= Brook Kapūkuniahi Parker =

Brook Kapūkuniahi Parker (born July 31, 1961) is an American kānaka maoli/ʻōiwi (Native Hawaiian) visual artist.

==Early life and family==
Brook was born in Hawaii, one of six brothers to his father, artist and historian David Parker. He grew up in Kahalu‘u, O‘ahu surrounded by his father's library of books that included Samuel Mānaiakalani Kamakau's; "Ruling Chiefs of Hawaii", David Malo's; "Hawaiian Antiquities" as well as publications from the Church of Jesus Christ of Latter-day Saints. Brook is the great, great-grandson of John Palmer Parker (rancher), founder of the Parker Ranch on the Island of Hawaii and Rachael Keli‘ikipikanekaolohaka Ohiaku, a great-granddaughter of Kamehameha I and Kānekapōlei.
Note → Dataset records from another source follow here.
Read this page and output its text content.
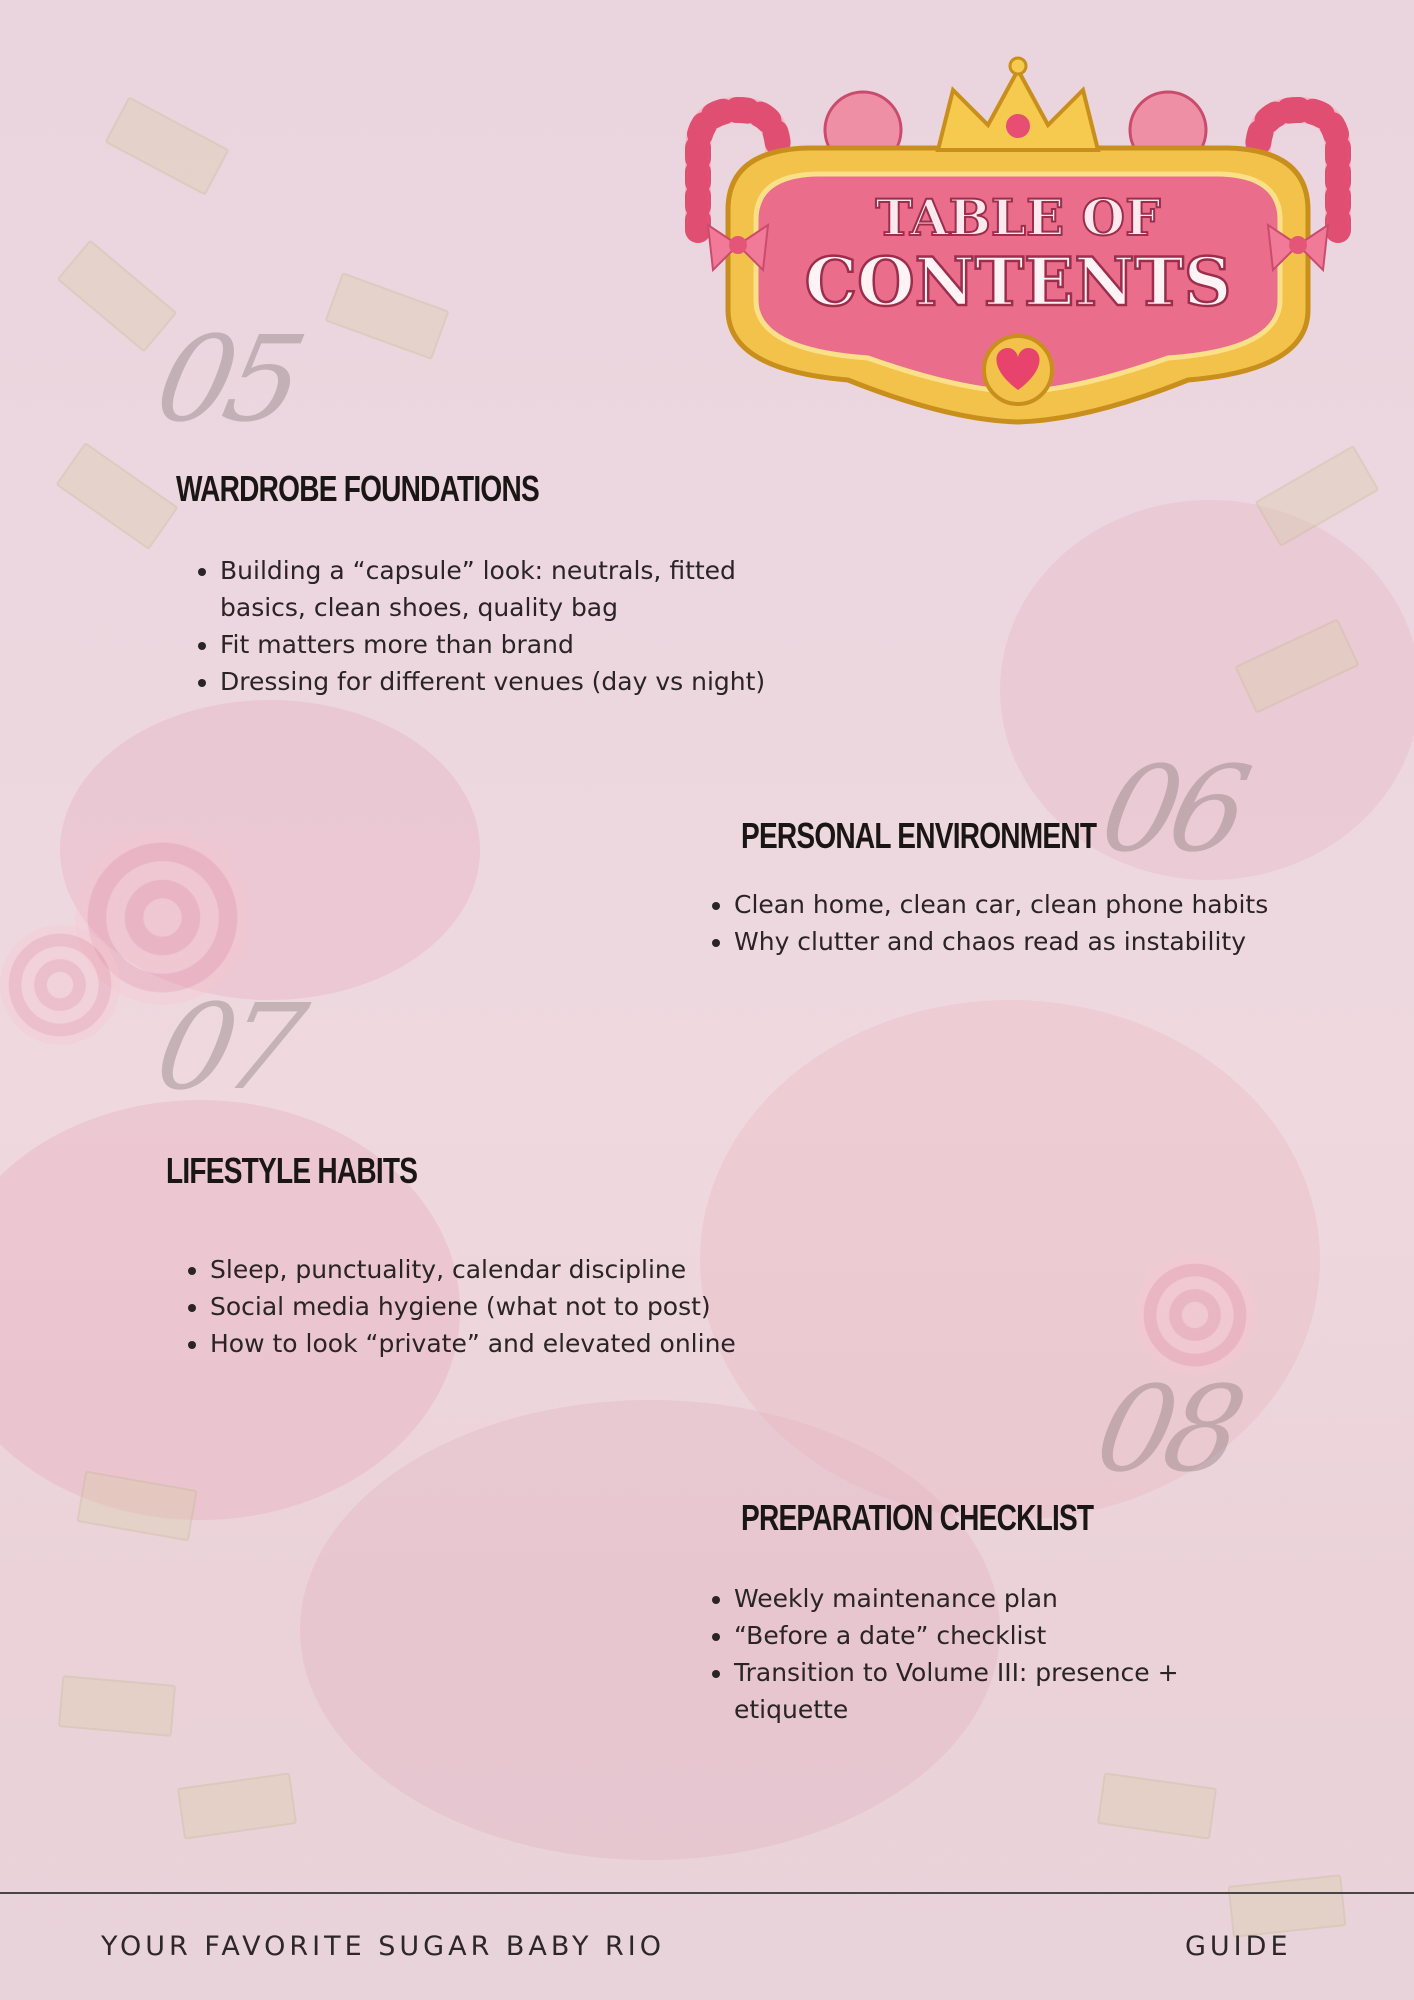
TABLE OF
CONTENTS
05
WARDROBE FOUNDATIONS
• Building a “capsule” look: neutrals, fitted basics, clean shoes, quality bag
• Fit matters more than brand
• Dressing for different venues (day vs night)
06
PERSONAL ENVIRONMENT
• Clean home, clean car, clean phone habits
• Why clutter and chaos read as instability
07
LIFESTYLE HABITS
• Sleep, punctuality, calendar discipline
• Social media hygiene (what not to post)
• How to look “private” and elevated online
08
PREPARATION CHECKLIST
• Weekly maintenance plan
• “Before a date” checklist
• Transition to Volume III: presence + etiquette
YOUR FAVORITE SUGAR BABY RIO	GUIDE
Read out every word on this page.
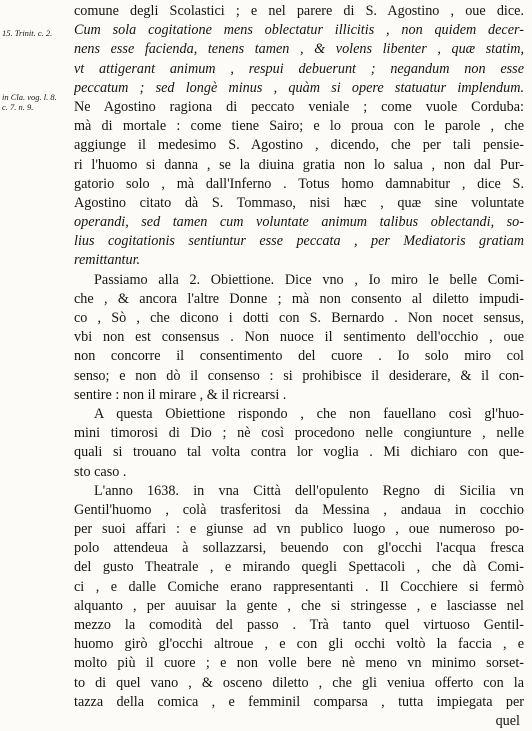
15. Trinit. c. 2.
in Cla. vog. l. 8. c. 7. n. 9.
comune degli Scolastici ; e nel parere di S. Agostino , oue dice.
Cum sola cogitatione mens oblectatur illicitis , non quidem decer-
nens esse facienda, tenens tamen , & volens libenter , quæ statim,
vt attigerant animum , respui debuerunt ; negandum non esse
peccatum ; sed longè minus , quàm si opere statuatur implendum.
Ne Agostino ragiona di peccato veniale ; come vuole Corduba:
mà di mortale : come tiene Sairo; e lo proua con le parole , che
aggiunge il medesimo S. Agostino , dicendo, che per tali pensie-
ri l'huomo si danna , se la diuina gratia non lo salua , non dal Pur-
gatorio solo , mà dall'Inferno . Totus homo damnabitur , dice S.
Agostino citato dà S. Tommaso, nisi hæc , quæ sine voluntate
operandi, sed tamen cum voluntate animum talibus oblectandi, so-
lius cogitationis sentiuntur esse peccata , per Mediatoris gratiam
remittantur.
Passiamo alla 2. Obiettione. Dice vno , Io miro le belle Comi-
che , & ancora l'altre Donne ; mà non consento al diletto impudi-
co , Sò , che dicono i dotti con S. Bernardo . Non nocet sensus,
vbi non est consensus . Non nuoce il sentimento dell'occhio , oue
non concorre il consentimento del cuore . Io solo miro col
senso; e non dò il consenso : si prohibisce il desiderare, & il con-
sentire : non il mirare , & il ricrearsi .
A questa Obiettione rispondo , che non fauellano così gl'huo-
mini timorosi di Dio ; nè così procedono nelle congiunture , nelle
quali si trouano tal volta contra lor voglia . Mi dichiaro con que-
sto caso .
L'anno 1638. in vna Città dell'opulento Regno di Sicilia vn
Gentil'huomo , colà trasferitosi da Messina , andaua in cocchio
per suoi affari : e giunse ad vn publico luogo , oue numeroso po-
polo attendeua à sollazzarsi, beuendo con gl'occhi l'acqua fresca
del gusto Theatrale , e mirando quegli Spettacoli , che dà Comi-
ci , e dalle Comiche erano rappresentanti . Il Cocchiere si fermò
alquanto , per auuisar la gente , che si stringesse , e lasciasse nel
mezzo la comodità del passo . Trà tanto quel virtuoso Gentil-
huomo girò gl'occhi altroue , e con gli occhi voltò la faccia , e
molto più il cuore ; e non volle bere nè meno vn minimo sorset-
to di quel vano , & osceno diletto , che gli veniua offerto con la
tazza della comica , e femminil comparsa , tutta impiegata per
quel
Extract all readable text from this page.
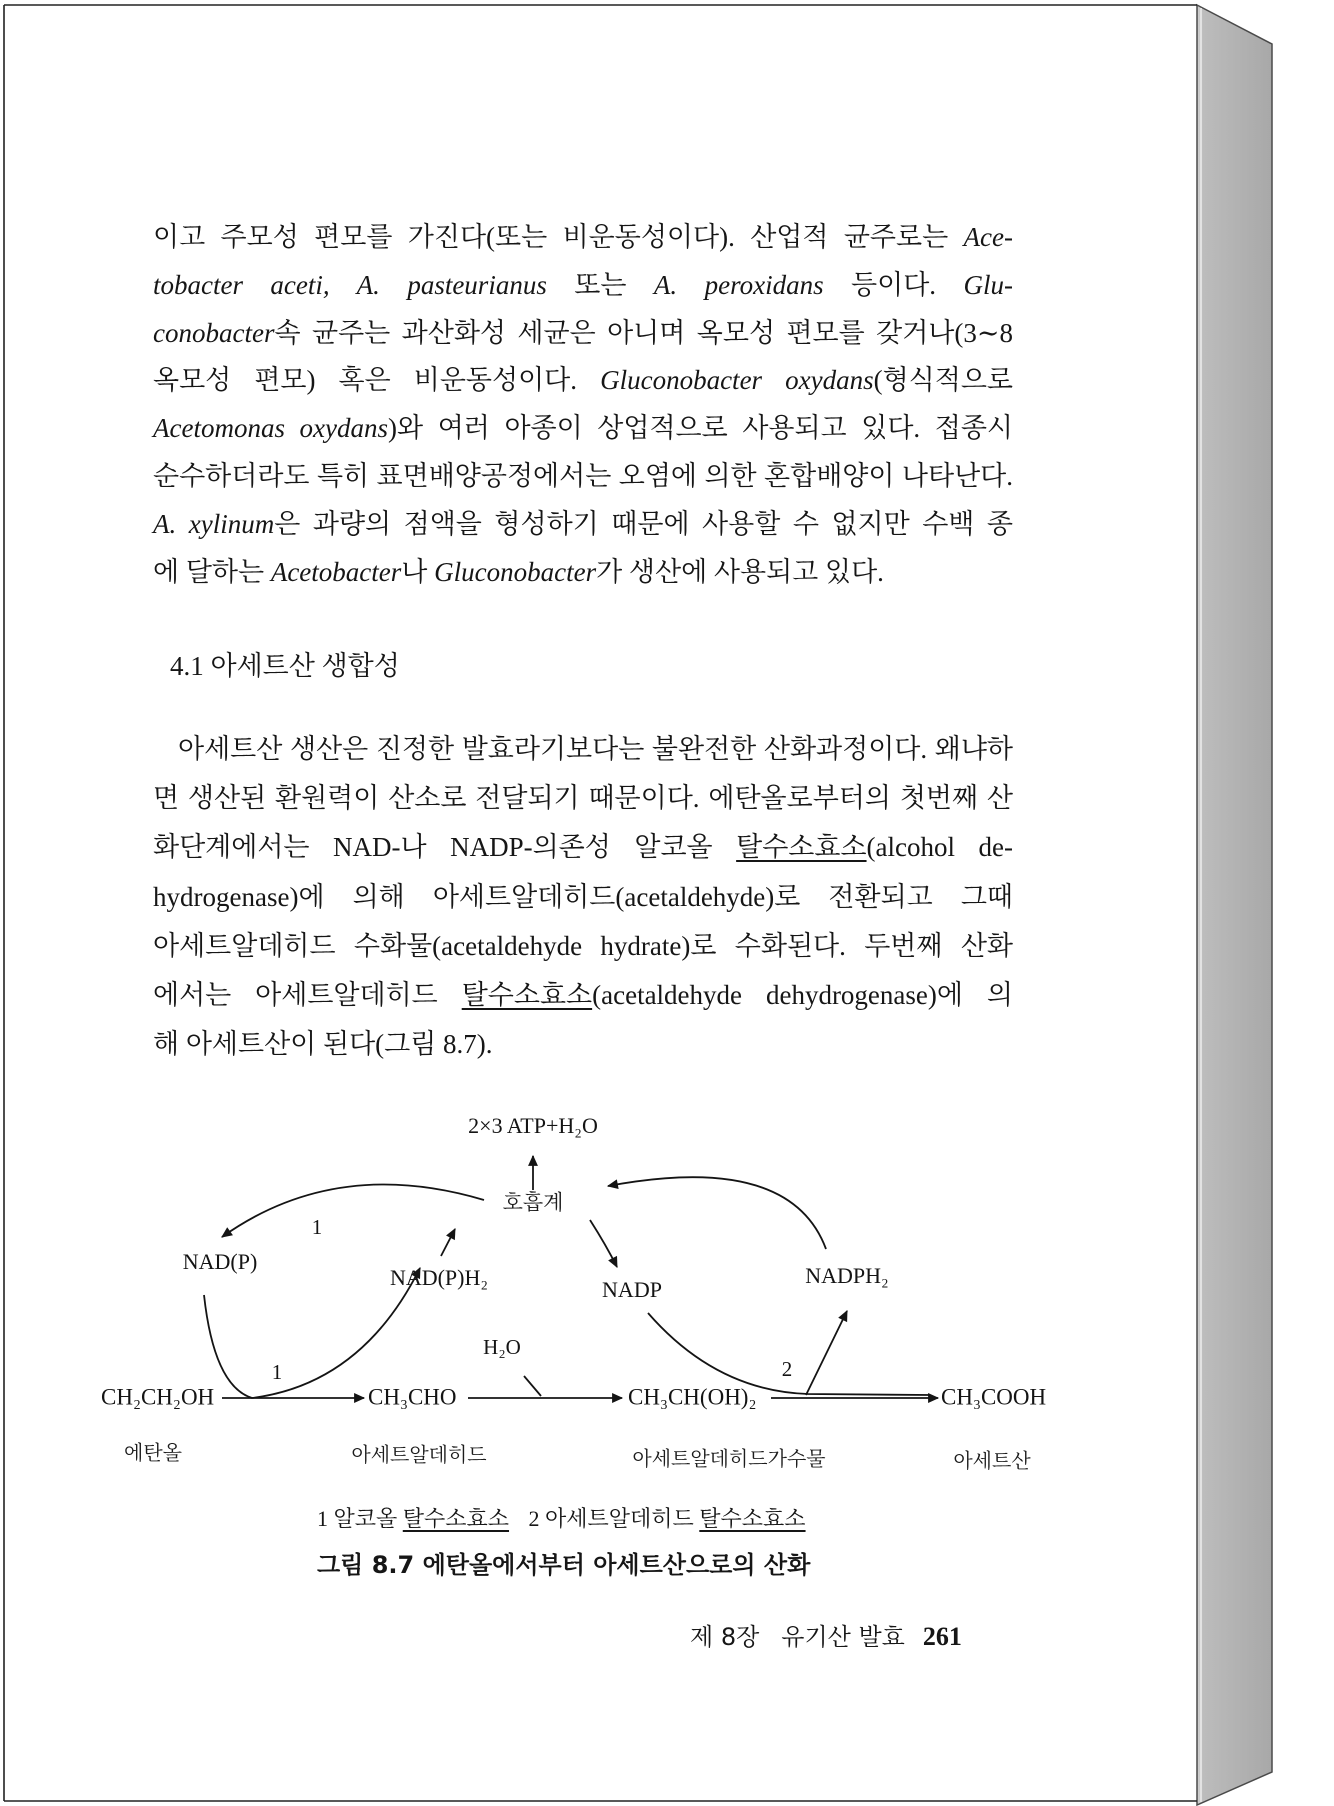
2×3 ATP+H₂O
호흡계
1
NAD(P)
NAD(P)H₂	NADP
NADPH₂
H₂O
1	2
CH₂CH₂OH	CH₃CHO	CH₃CH(OH)₂	CH₃COOH
에탄올	아세트알데히드	아세트알데히드가수물	아세트산
이고 주모성 편모를 가진다(또는 비운동성이다). 산업적 균주로는 Ace-
tobacter aceti, A. pasteurianus 또는 A. peroxidans 등이다. Glu-
conobacter속 균주는 과산화성 세균은 아니며 옥모성 편모를 갖거나(3∼8
옥모성 편모) 혹은 비운동성이다. Gluconobacter oxydans(형식적으로
Acetomonas oxydans)와 여러 아종이 상업적으로 사용되고 있다. 접종시
순수하더라도 특히 표면배양공정에서는 오염에 의한 혼합배양이 나타난다.
A. xylinum은 과량의 점액을 형성하기 때문에 사용할 수 없지만 수백 종
에 달하는 Acetobacter나 Gluconobacter가 생산에 사용되고 있다.
4.1 아세트산 생합성
아세트산 생산은 진정한 발효라기보다는 불완전한 산화과정이다. 왜냐하
면 생산된 환원력이 산소로 전달되기 때문이다. 에탄올로부터의 첫번째 산
화단계에서는 NAD-나 NADP-의존성 알코올 탈수소효소(alcohol de-
hydrogenase)에 의해 아세트알데히드(acetaldehyde)로 전환되고 그때
아세트알데히드 수화물(acetaldehyde hydrate)로 수화된다. 두번째 산화
에서는 아세트알데히드 탈수소효소(acetaldehyde dehydrogenase)에 의
해 아세트산이 된다(그림 8.7).
1 알코올 탈수소효소 2 아세트알데히드 탈수소효소
그림 8.7 에탄올에서부터 아세트산으로의 산화
제 8장 유기산 발효 261
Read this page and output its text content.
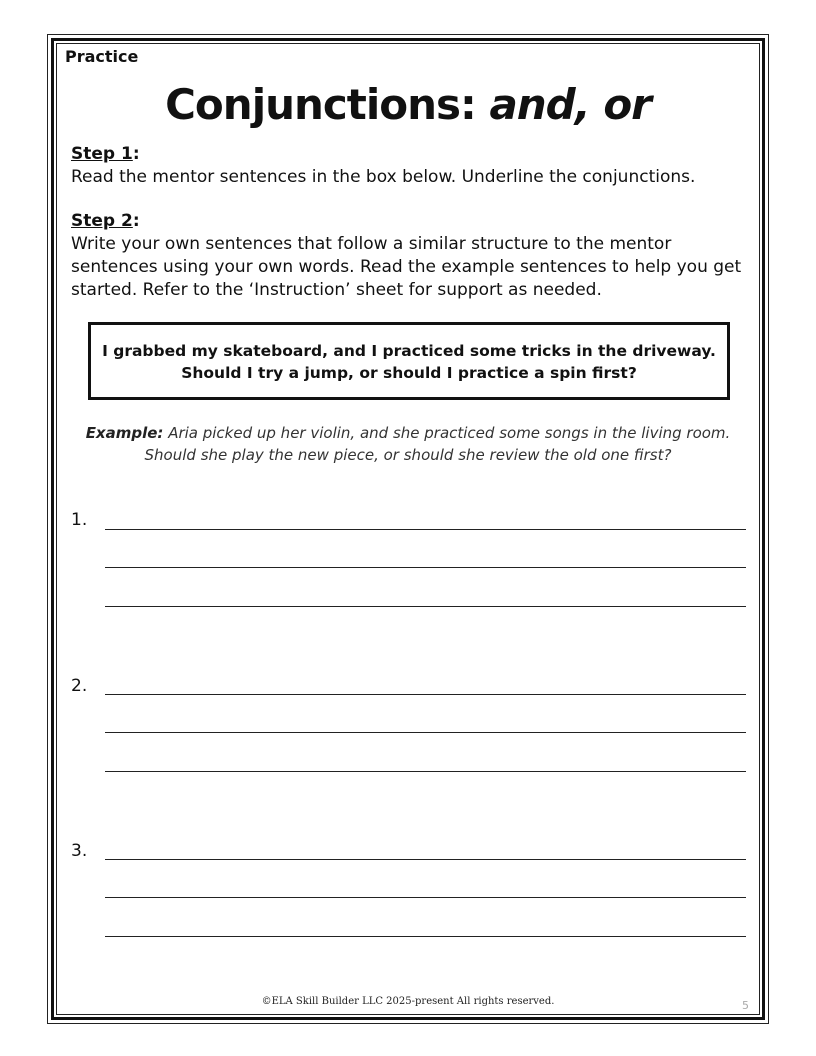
Practice
Conjunctions: and, or
Step 1:
Read the mentor sentences in the box below. Underline the conjunctions.
Step 2:
Write your own sentences that follow a similar structure to the mentor sentences using your own words. Read the example sentences to help you get started. Refer to the ‘Instruction’ sheet for support as needed.
I grabbed my skateboard, and I practiced some tricks in the driveway.
Should I try a jump, or should I practice a spin first?
Example: Aria picked up her violin, and she practiced some songs in the living room. Should she play the new piece, or should she review the old one first?
1.
2.
3.
©ELA Skill Builder LLC 2025-present All rights reserved.	5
From an early age Brook would draw his favorite Hawaiian warriors and cartoon and fantasy characters such as Speed Racer and Conan the Barbarian by artist Frank Frazetta.

In 2010 Brook met Herb Kawainui Kāne and began an e-mail correspondence and critique of his work that has been a significant influence to the artist.